Rushing Santa

santa

If you’re anything like me, you’ve noticed that every year the Christmas season seems to start earlier and earlier. What used to really kick off the day after Thanksgiving a.k.a. Black Friday (as it should, in my humble opinion) is now starting just as Halloween hits us with all its costumes and scary stories. The scary part to me, however, is that we are losing sight of a couple very important things.

What It’s All About

Christmas, while known as the Season of Giving, is not all about giving presents or – as it would seem it has become – more importantly, about getting them. Christmas is about the birth of Jesus. It’s about faith. It’s about family. It’s about having an excuse to get together with our friends, coworkers, and families (crazy aunts and uncles included).

Call me crazy, but Christmas is not about retailers pushing the latest and greatest gadgets, toys, clothes, and whatever else they have come up with each year. They put it “on sale,” slap a Santa, a snowflake, or a snowman on it, and call it Christmas.

That. Is. Not. Christmas.

I worry that many people have lost sight of this, which is why every year for the last 5 years or so when my family has asked me what I want for Christmas I have told them, “Don’t get me anything. I don’t need anything; let’s just get together, eat, and hang out.”

And every year they’ve said, “Bullshit. Give me a list.” So I did.
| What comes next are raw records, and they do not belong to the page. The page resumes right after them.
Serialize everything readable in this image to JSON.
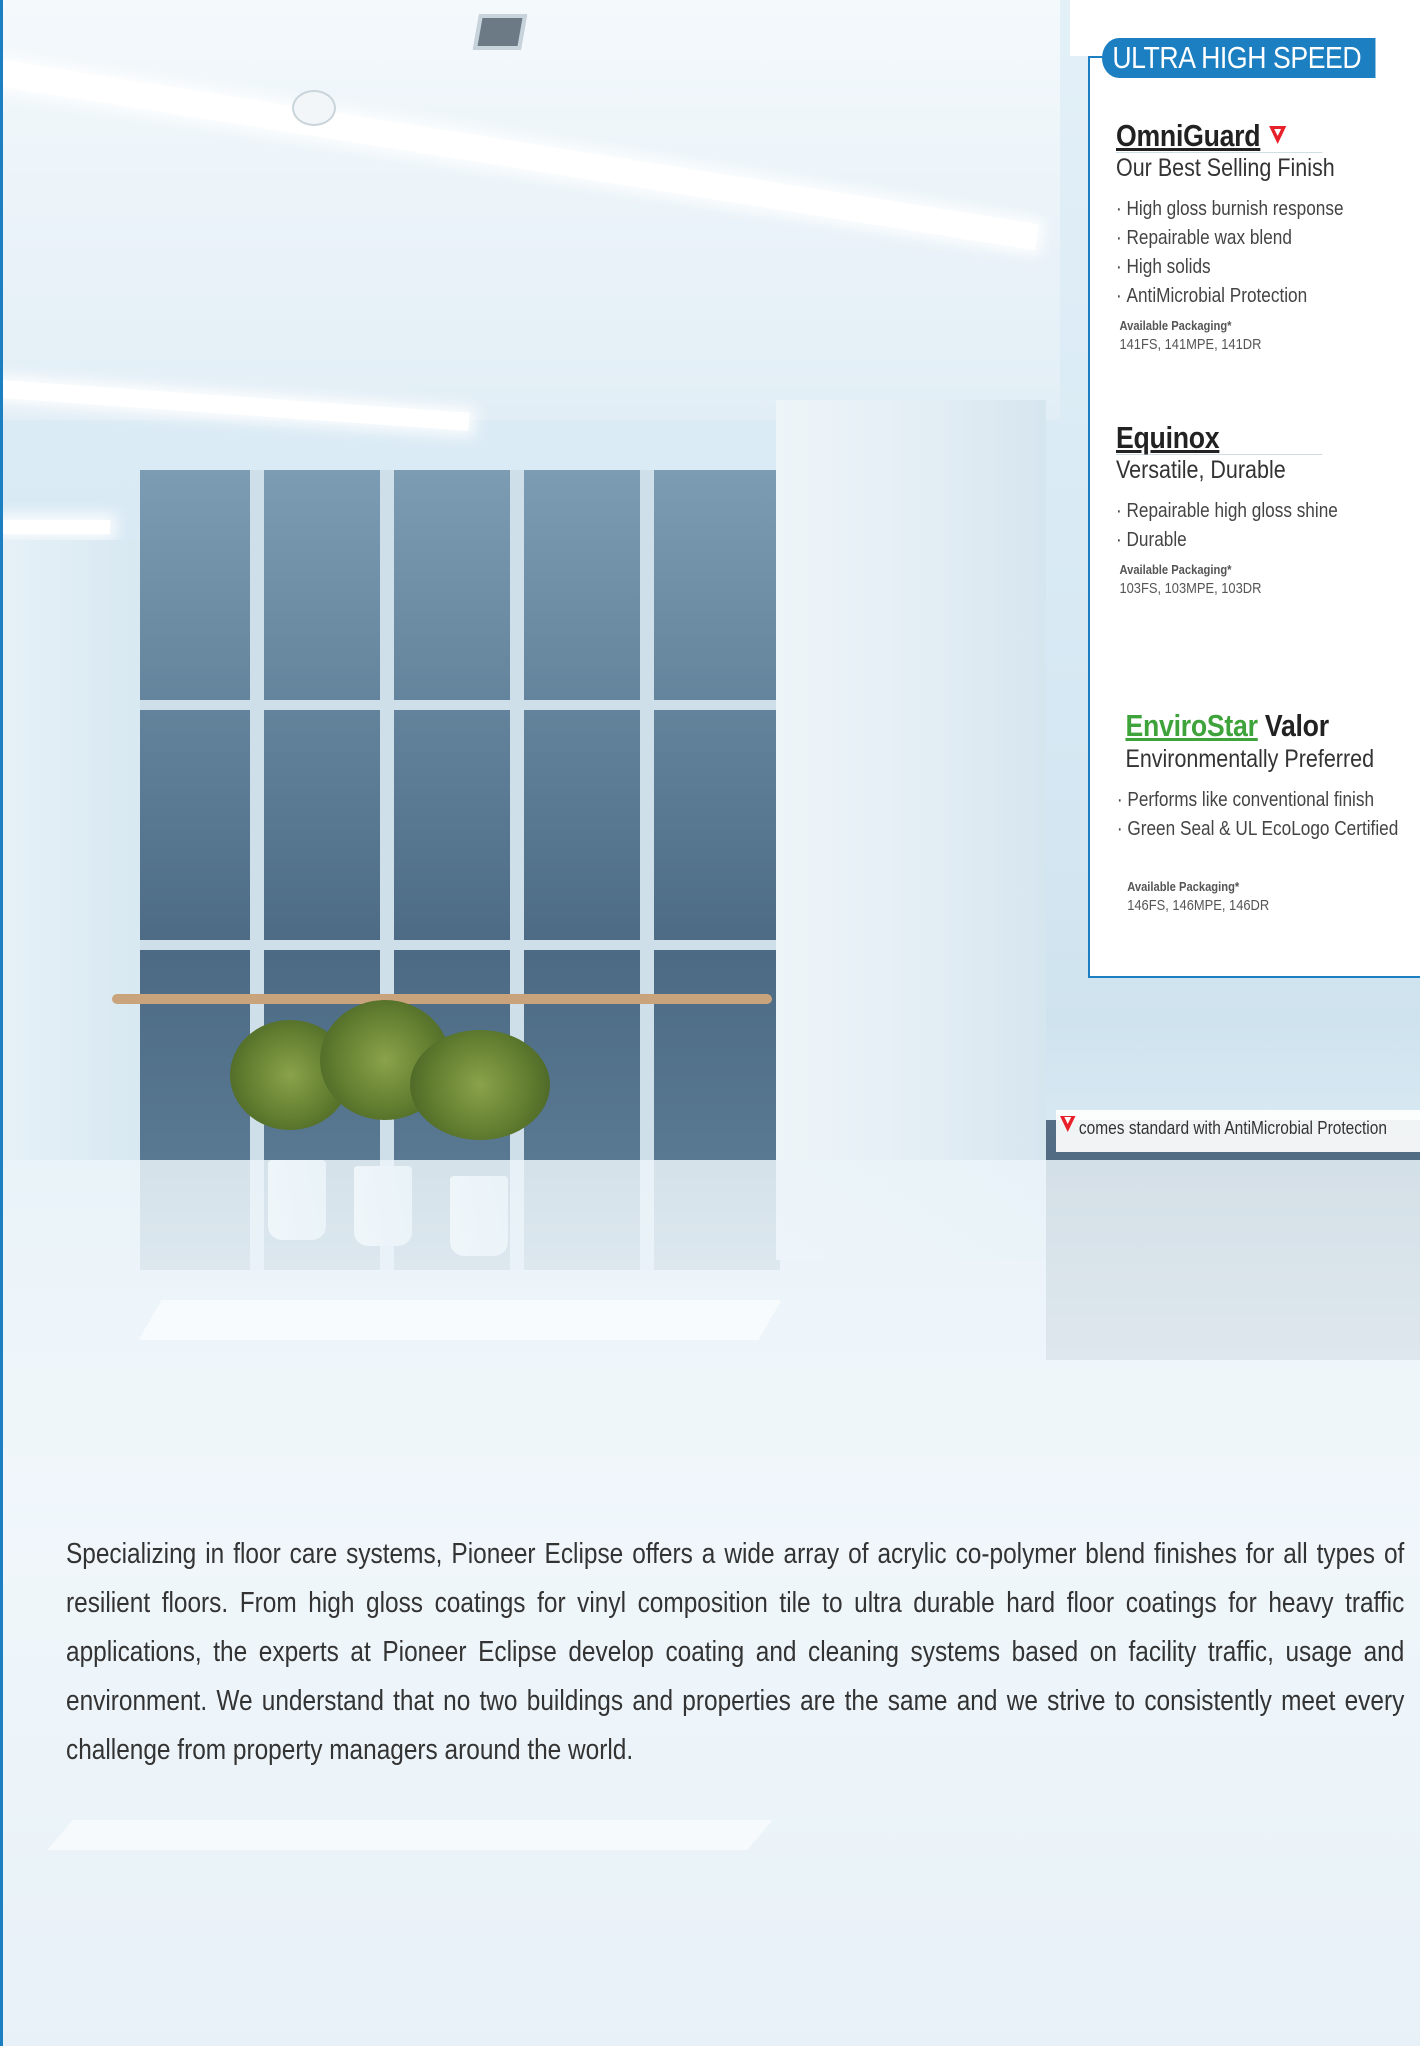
{
  "section_tab": "ULTRA HIGH SPEED",
  "products": [
    {
      "name": "OmniGuard",
      "tagline": "Our Best Selling Finish",
      "features": [
        "High gloss burnish response",
        "Repairable wax blend",
        "High solids",
        "AntiMicrobial Protection"
      ],
      "packaging_label": "Available Packaging*",
      "packaging_codes": "141FS, 141MPE, 141DR",
      "icon": "antimicrobial-triangle-icon"
    },
    {
      "name": "Equinox",
      "tagline": "Versatile, Durable",
      "features": [
        "Repairable high gloss shine",
        "Durable"
      ],
      "packaging_label": "Available Packaging*",
      "packaging_codes": "103FS, 103MPE, 103DR"
    },
    {
      "name_prefix": "EnviroStar",
      "name": "Valor",
      "tagline": "Environmentally Preferred",
      "features": [
        "Performs like conventional finish",
        "Green Seal & UL EcoLogo Certified"
      ],
      "packaging_label": "Available Packaging*",
      "packaging_codes": "146FS, 146MPE, 146DR"
    }
  ],
  "footnote": "comes standard with AntiMicrobial Protection",
  "body_text": "Specializing in floor care systems,  Pioneer Eclipse offers a wide array of acrylic co-polymer blend finishes for all types of resilient floors. From high gloss coatings for vinyl composition tile to ultra durable hard floor coatings for heavy traffic applications, the experts at Pioneer Eclipse develop coating and cleaning systems based on facility traffic, usage and environment. We understand that no two buildings and properties are the same and we strive to consistently meet every challenge from property managers around the world.",
  "colors": {
    "accent_blue": "#1b7fc2",
    "enviro_green": "#3da33a",
    "antimicrobial_red": "#e8202a"
  }
}
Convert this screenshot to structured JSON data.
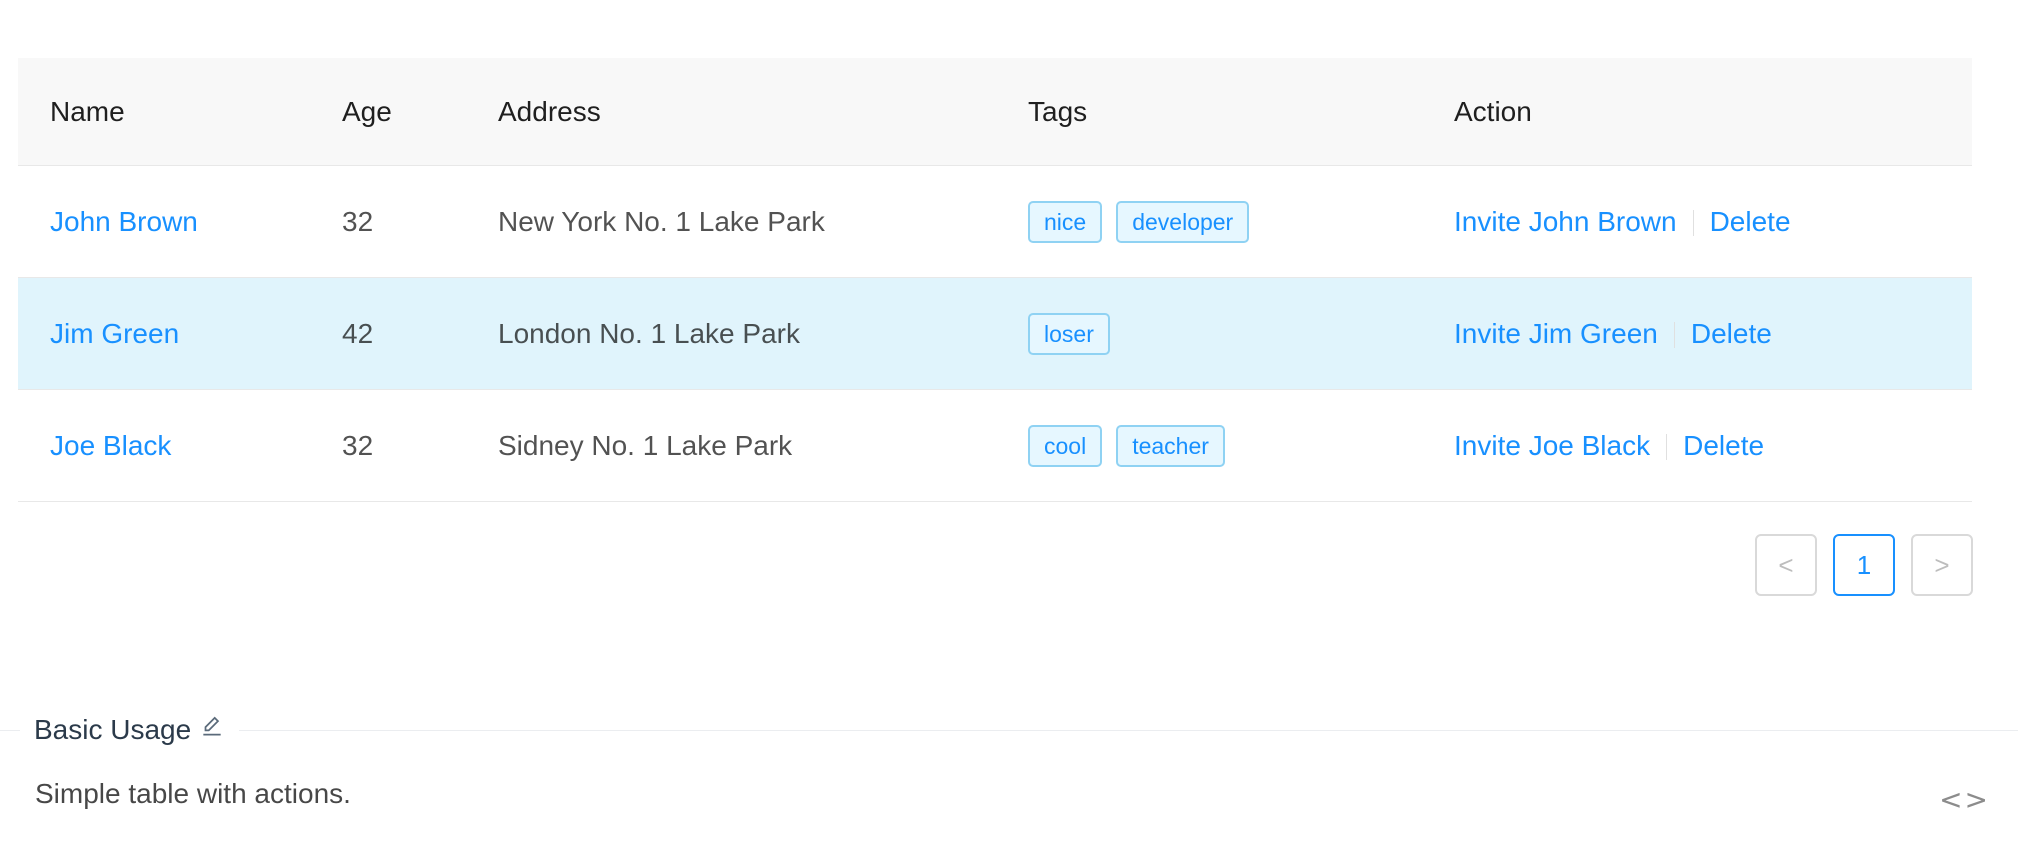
{
  "table": {
    "columns": [
      "Name",
      "Age",
      "Address",
      "Tags",
      "Action"
    ],
    "rows": [
      {
        "name": "John Brown",
        "age": "32",
        "address": "New York No. 1 Lake Park",
        "tags": [
          "nice",
          "developer"
        ],
        "invite": "Invite John Brown",
        "delete": "Delete"
      },
      {
        "name": "Jim Green",
        "age": "42",
        "address": "London No. 1 Lake Park",
        "tags": [
          "loser"
        ],
        "invite": "Invite Jim Green",
        "delete": "Delete"
      },
      {
        "name": "Joe Black",
        "age": "32",
        "address": "Sidney No. 1 Lake Park",
        "tags": [
          "cool",
          "teacher"
        ],
        "invite": "Invite Joe Black",
        "delete": "Delete"
      }
    ]
  },
  "pagination": {
    "prev": "<",
    "current": "1",
    "next": ">"
  },
  "demo": {
    "title": "Basic Usage",
    "description": "Simple table with actions.",
    "code_toggle": "<>"
  },
  "colors": {
    "link": "#1890ff",
    "row_hover": "#e0f4fc",
    "header_bg": "#f8f8f8"
  }
}
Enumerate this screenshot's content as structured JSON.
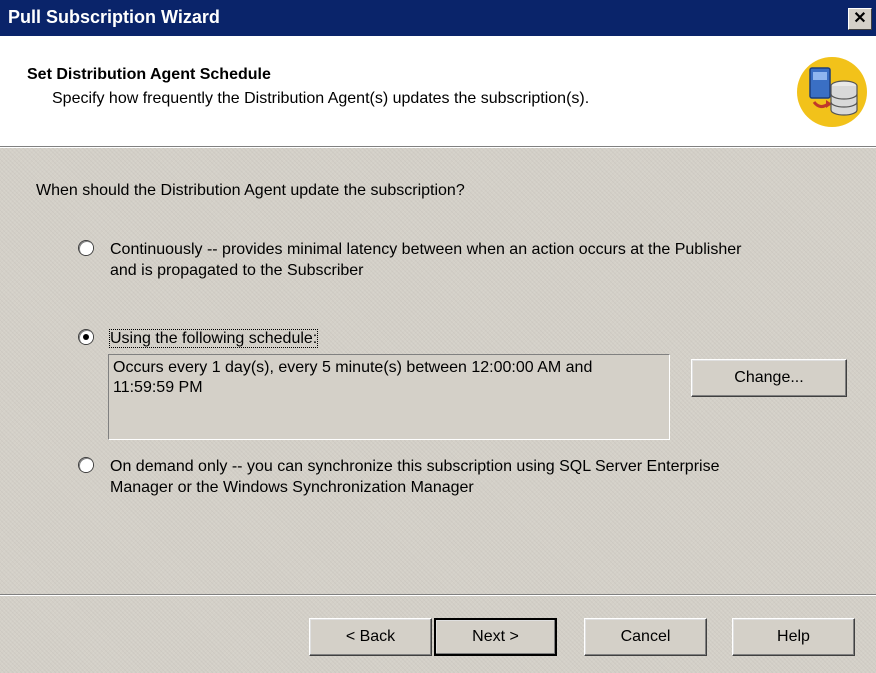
{
  "window": {
    "title": "Pull Subscription Wizard",
    "close_glyph": "✕"
  },
  "header": {
    "title": "Set Distribution Agent Schedule",
    "subtitle": "Specify how frequently the Distribution Agent(s) updates the subscription(s).",
    "logo_icon": "server-database-icon"
  },
  "question": "When should the Distribution Agent update the subscription?",
  "options": [
    {
      "label_line1": "Continuously -- provides minimal latency between when an action occurs at the Publisher",
      "label_line2": "and is propagated to the Subscriber",
      "checked": false
    },
    {
      "label_line1": "Using the following schedule:",
      "checked": true
    },
    {
      "label_line1": "On demand only -- you can synchronize this subscription using SQL Server Enterprise",
      "label_line2": "Manager or the Windows Synchronization Manager",
      "checked": false
    }
  ],
  "schedule": {
    "line1": "Occurs every 1 day(s), every 5 minute(s) between 12:00:00 AM and",
    "line2": "11:59:59 PM",
    "change_button": "Change..."
  },
  "footer": {
    "back": "< Back",
    "next": "Next >",
    "cancel": "Cancel",
    "help": "Help"
  },
  "colors": {
    "titlebar": "#0a246a",
    "face": "#d4d0c8",
    "logo_bg": "#f2c21a"
  }
}
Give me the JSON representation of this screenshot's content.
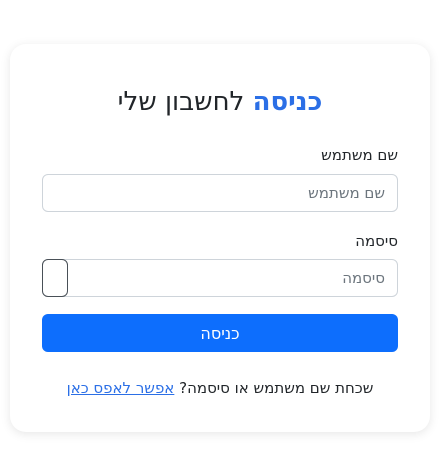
{
  "login": {
    "title_accent": "כניסה",
    "title_rest": "לחשבון שלי",
    "username_label": "שם משתמש",
    "username_placeholder": "שם משתמש",
    "password_label": "סיסמה",
    "password_placeholder": "סיסמה",
    "submit_label": "כניסה",
    "forgot_text": "שכחת שם משתמש או סיסמה?",
    "reset_link": "אפשר לאפס כאן"
  },
  "colors": {
    "accent": "#2b6fe6",
    "button": "#0d6efd"
  }
}
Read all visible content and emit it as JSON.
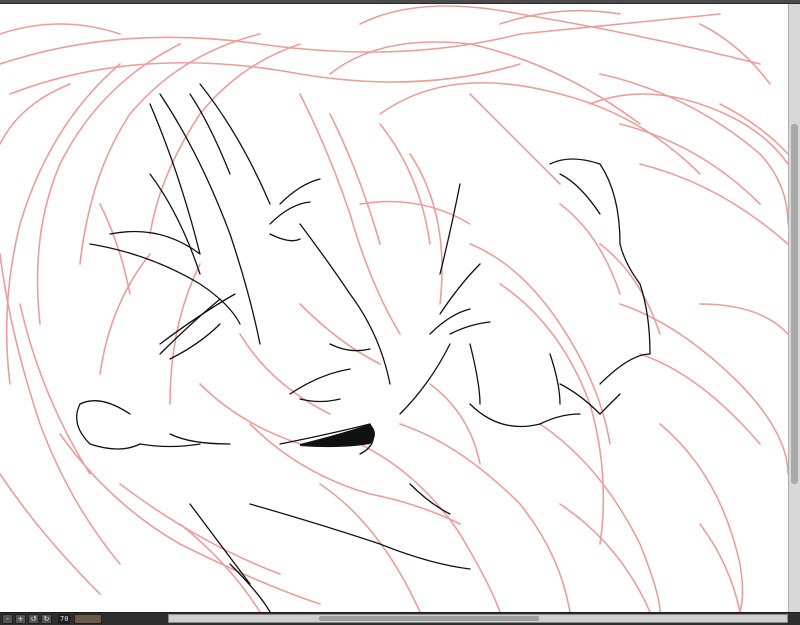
{
  "statusbar": {
    "zoom_label": "70",
    "buttons": [
      "-",
      "+",
      "↺",
      "↻"
    ]
  },
  "colors": {
    "sketch_line": "#e8948f",
    "ink_line": "#111111",
    "canvas_bg": "#ffffff"
  },
  "icons": {
    "zoom_out": "minus-icon",
    "zoom_in": "plus-icon",
    "rotate_left": "rotate-left-icon",
    "rotate_right": "rotate-right-icon"
  }
}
The second year of this, I proposed we only buy for our parents and the grandkids. Everyone was down for it – except my parents still insisted on buying for everyone and everyone still insisted on buying for me (because I was “young and single,” but that’s another story).

I got one step closer to the true meaning of Christmas. Yet it still keeps getting pushed back earlier and earlier; the decorating and the advertising still keeps starting earlier and earlier, which brings me to my next point.

Losing Time

Black Friday became Black Thursday a.k.a. Thanksgiving. People are pulled away from their families to go back to work, so others can leave theirs to go stand in line or camp outside a store to buy that new X Box or TV or laptop or iWhatever.

Trust me, folks, wait a few days and a few things will happen.

  1. You’ll spend time with the people who matter in your life that you may or may not get to next year.
  2. You won’t rob someone else of the same opportunity.
  3. The X Box, TV, laptop, and iWhatever will still be there.
  4. It will also likely be just about the same price, if not a better one, as I’ve noticed the past few years.
  5. You will not get rammed with a cart by some crazed mom, trying to get her kid a new X Box, so he can zone out, ignore his family, and never learn any social skills.

Over the past few years, Black Friday a.k.a. the former start of the Christmas season has taken over Thanksgiving, ensuring very few actually give thanks for the blessings in their lives (which has irked me more and more with every passing year). And now it’s taking over Halloween, too?

Am I the only one bothered by this!

And for what? So retailers can maybe make a little more money or make the same money earlier? Does it really make anyone buy more than they would have? Does buying things really make Christmas more about anything of value? Say love, family, faith?

I think not.

This is a phenomenon I’m calling Rushing Santa.

His deadline was always the same. Ol’ St. Nick and his elves had until Christmas Eve to make all the toys and goodies, wrap ‘em up real nice, and load ‘em on Santa’s sleigh to deliver by Christmas morning.

Now, it’s, “Hey Kris Kringle, you’ve got until Halloween, Thanksgiving at the latest to get your shit together because Christmas Eve and Christmas day don’t mean squat anymore. You better get moving.”

Not only have we lost sight of what matters and means the most, but we’re also missing out on the moment. We are so worried about and spending so much time thinking of and planning for the tomorrows that we are forgetting to live for today.

Now, I’m all for planning ahead. I live by a saying my dad taught me at a young age – Prior Planning Prevents Piss Poor Performance. However, this idea does not negate the fact that wonderful things can and do happen everyday, if only we paid attention to what was going on around us in that moment – whatever that moment may be – instead of thinking about all the things we can, will, or should do in the next days, weeks, months, and years.

Make a to-do list and put it out of your mind. Live for today. Enjoy the moment. And, for the love of God (seriously), stop rushing Santa!

Sincerely,

Someone who likes to enjoy one day, one holiday at a time with the people who matter most.